To be fair, though, I don’t know that we chose to create a Christmas that was all about spending, debt, quantity, extravagance and gifts void of meaning. I was raised that way. For boomers like me, that’s what it was all about. My dad has slides (kind of like filmstrips that you can project instead of snapshots to pass around, for you who have no idea what slides are) of our Christmases that were consumption oriented. And we didn’t even have that much. But we had a lot. It was great. We loved it. We had a great time. Our stockings contained an orange and a penny, from a past generation for whom fruit and pennies were valuable commodities.
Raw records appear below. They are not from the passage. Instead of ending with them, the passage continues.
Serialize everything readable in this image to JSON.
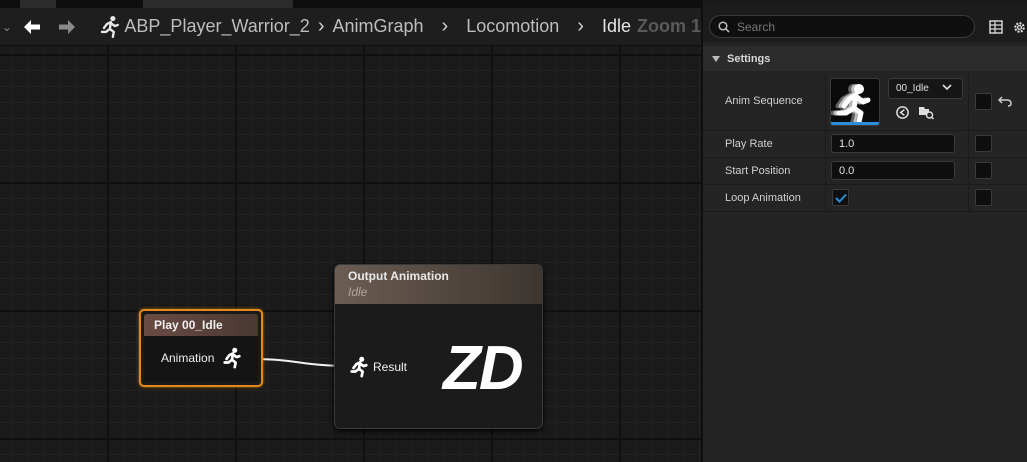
{
  "breadcrumb": {
    "items": [
      "ABP_Player_Warrior_2",
      "AnimGraph",
      "Locomotion",
      "Idle"
    ],
    "zoom_text": "Zoom 1"
  },
  "graph": {
    "play_node": {
      "title": "Play 00_Idle",
      "pin_label": "Animation"
    },
    "output_node": {
      "title": "Output Animation",
      "subtitle": "Idle",
      "pin_label": "Result",
      "logo_text": "ZD"
    }
  },
  "details": {
    "search": {
      "placeholder": "Search"
    },
    "section_title": "Settings",
    "rows": {
      "anim_sequence": {
        "label": "Anim Sequence",
        "asset_name": "00_Idle"
      },
      "play_rate": {
        "label": "Play Rate",
        "value": "1.0"
      },
      "start_position": {
        "label": "Start Position",
        "value": "0.0"
      },
      "loop_animation": {
        "label": "Loop Animation",
        "checked": true
      }
    }
  },
  "colors": {
    "selection_outline": "#e08a1a",
    "accent_blue": "#2a8fd6"
  }
}
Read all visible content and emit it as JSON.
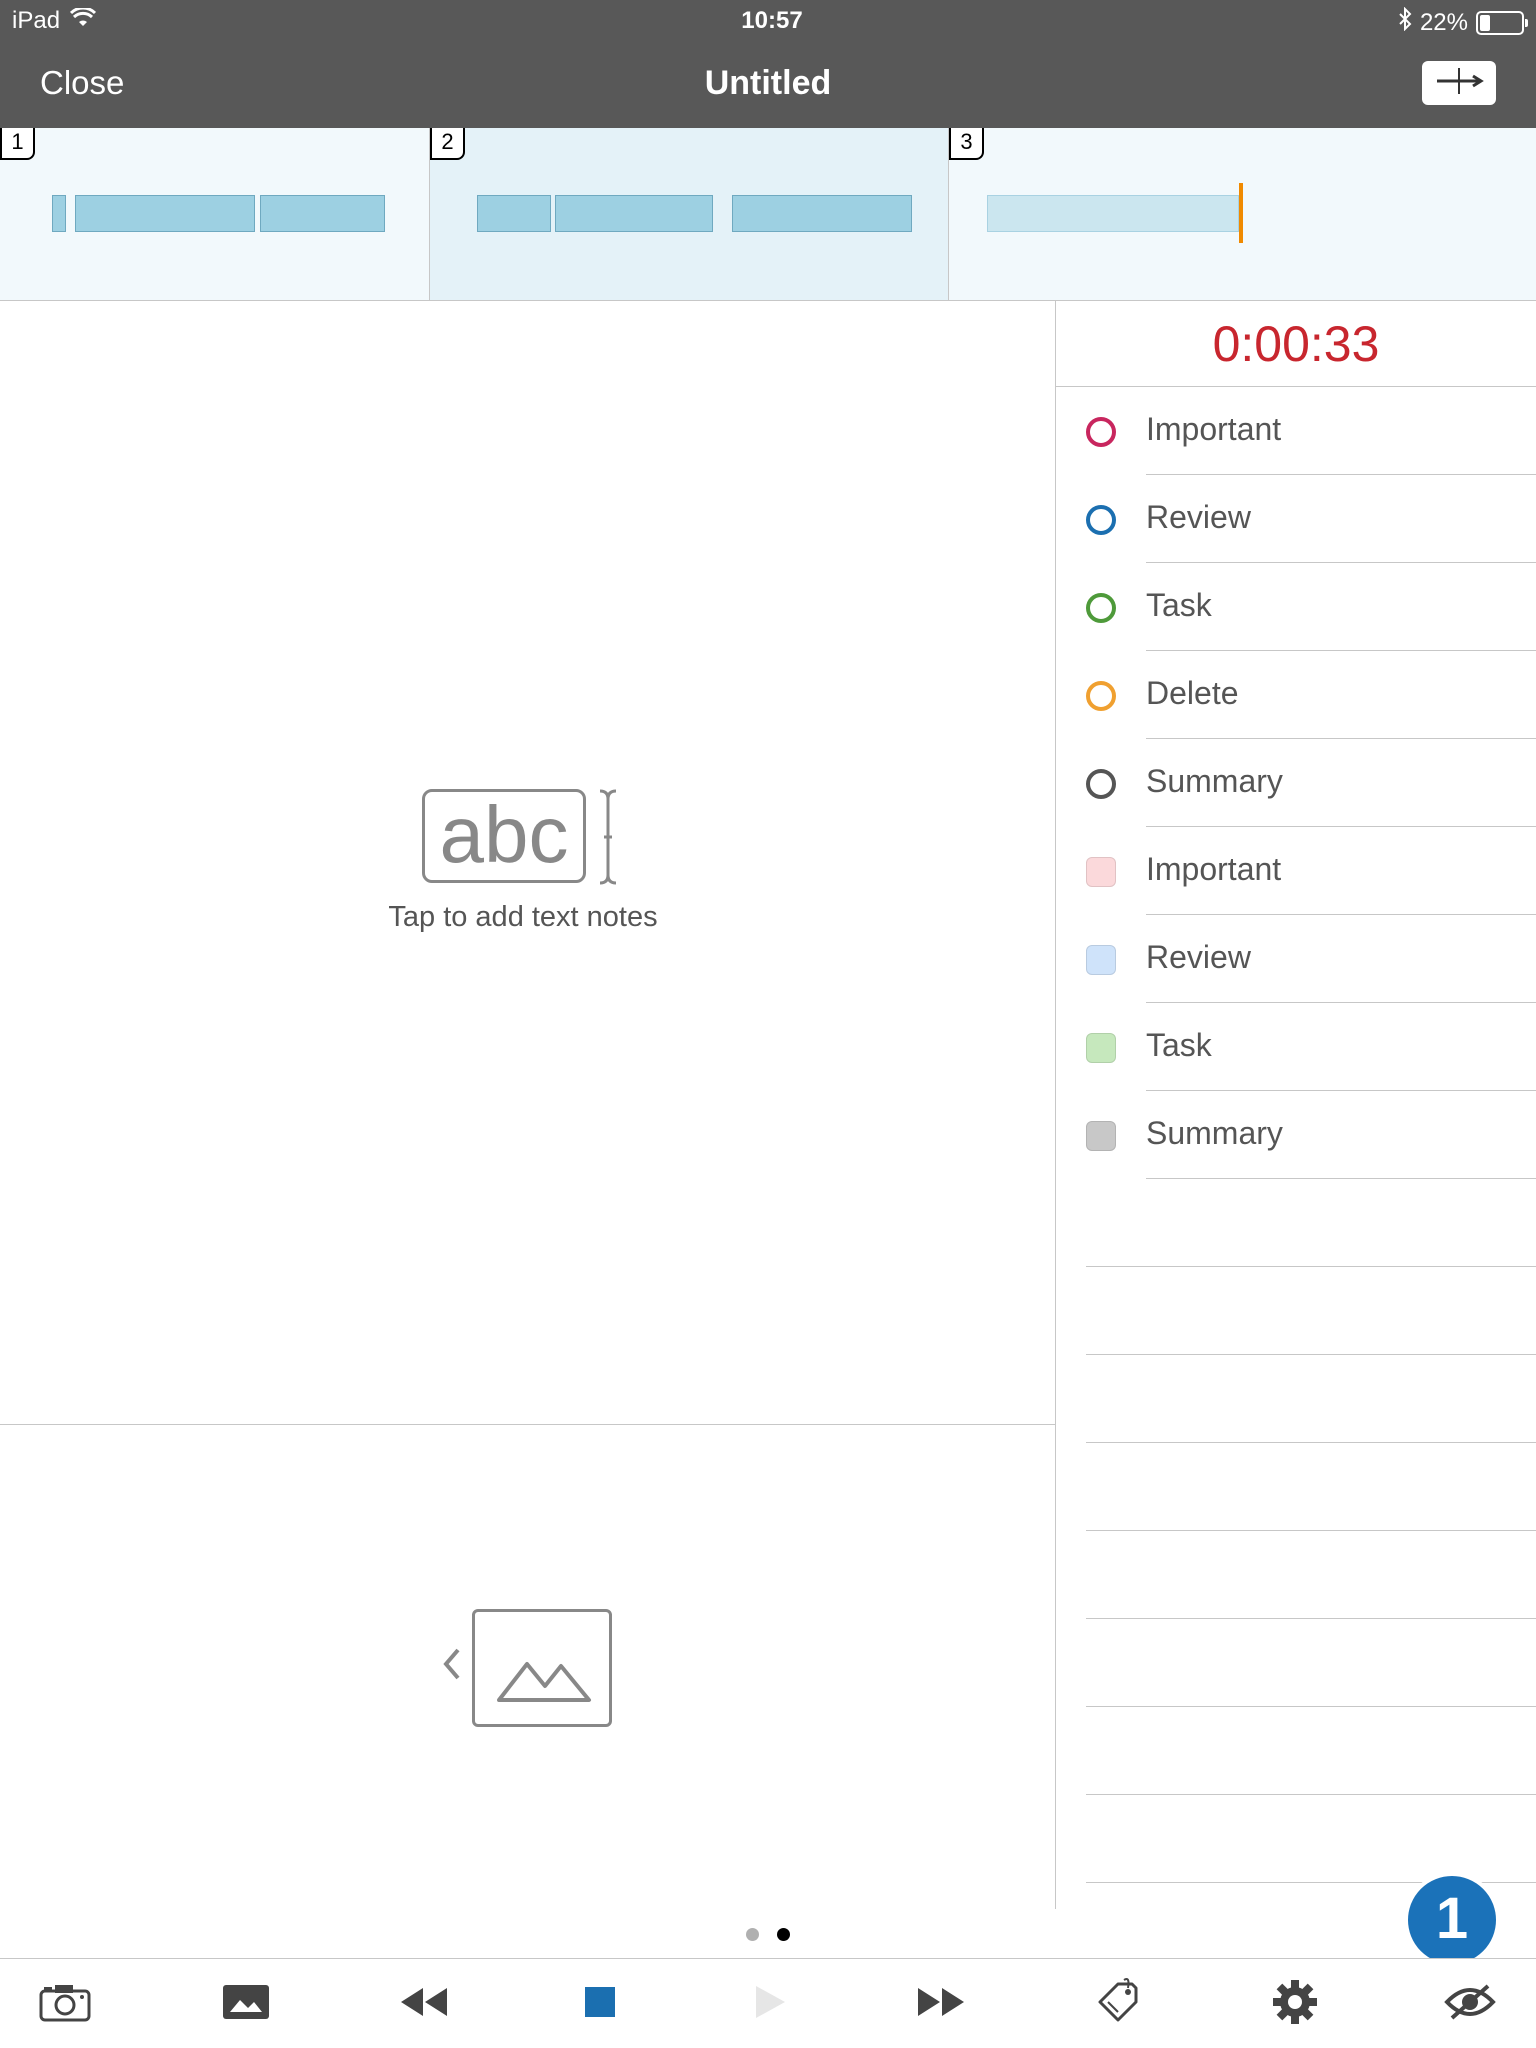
{
  "status_bar": {
    "device": "iPad",
    "time": "10:57",
    "battery": "22%"
  },
  "nav": {
    "close_label": "Close",
    "title": "Untitled"
  },
  "tracks": [
    {
      "number": "1"
    },
    {
      "number": "2"
    },
    {
      "number": "3"
    }
  ],
  "text_pane": {
    "icon_text": "abc",
    "hint": "Tap to add text notes"
  },
  "timer": "0:00:33",
  "tags": [
    {
      "label": "Important",
      "style": "ring",
      "color": "#c8265e"
    },
    {
      "label": "Review",
      "style": "ring",
      "color": "#1b6fb0"
    },
    {
      "label": "Task",
      "style": "ring",
      "color": "#4e9a3a"
    },
    {
      "label": "Delete",
      "style": "ring",
      "color": "#f0a030"
    },
    {
      "label": "Summary",
      "style": "ring",
      "color": "#555555"
    },
    {
      "label": "Important",
      "style": "fill",
      "color": "#fbd9db"
    },
    {
      "label": "Review",
      "style": "fill",
      "color": "#cfe3fa"
    },
    {
      "label": "Task",
      "style": "fill",
      "color": "#c6e8bd"
    },
    {
      "label": "Summary",
      "style": "fill",
      "color": "#c8c8c8"
    }
  ],
  "page_dots": {
    "count": 2,
    "current": 2
  },
  "badge_count": "1",
  "toolbar": {
    "icons": [
      "camera-icon",
      "photo-icon",
      "rewind-icon",
      "stop-icon",
      "play-icon",
      "fast-forward-icon",
      "tag-icon",
      "settings-gear-icon",
      "hide-eye-icon"
    ]
  },
  "colors": {
    "bar_bg": "#585858",
    "timer": "#c8262e",
    "accent": "#1b72b9",
    "playhead": "#f08a00"
  }
}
But in the last decade or so, I ran up against a wall when it came to Christmas. Having lost touch with the lifestyles of my family and in-laws, we had no idea what to get them for Christmas. They had no idea what our lives were like, either. So we began exchanging worthless gifts. We’d send each other a $25 gift card. We broke even. One year we got a gift card we couldn’t even use because that franchise wasn’t in our area. Money flushed down the Christmas toilet.
We even had a hard time coming up with gifts for our kids. There wasn’t that much anyone wanted. Christmas became really frustrating.
I, for one, am glad that we are making gifts for each other, giving money to some worthy causes, and scaling back our Christmas. Even before I’ve really done much, it feels better already.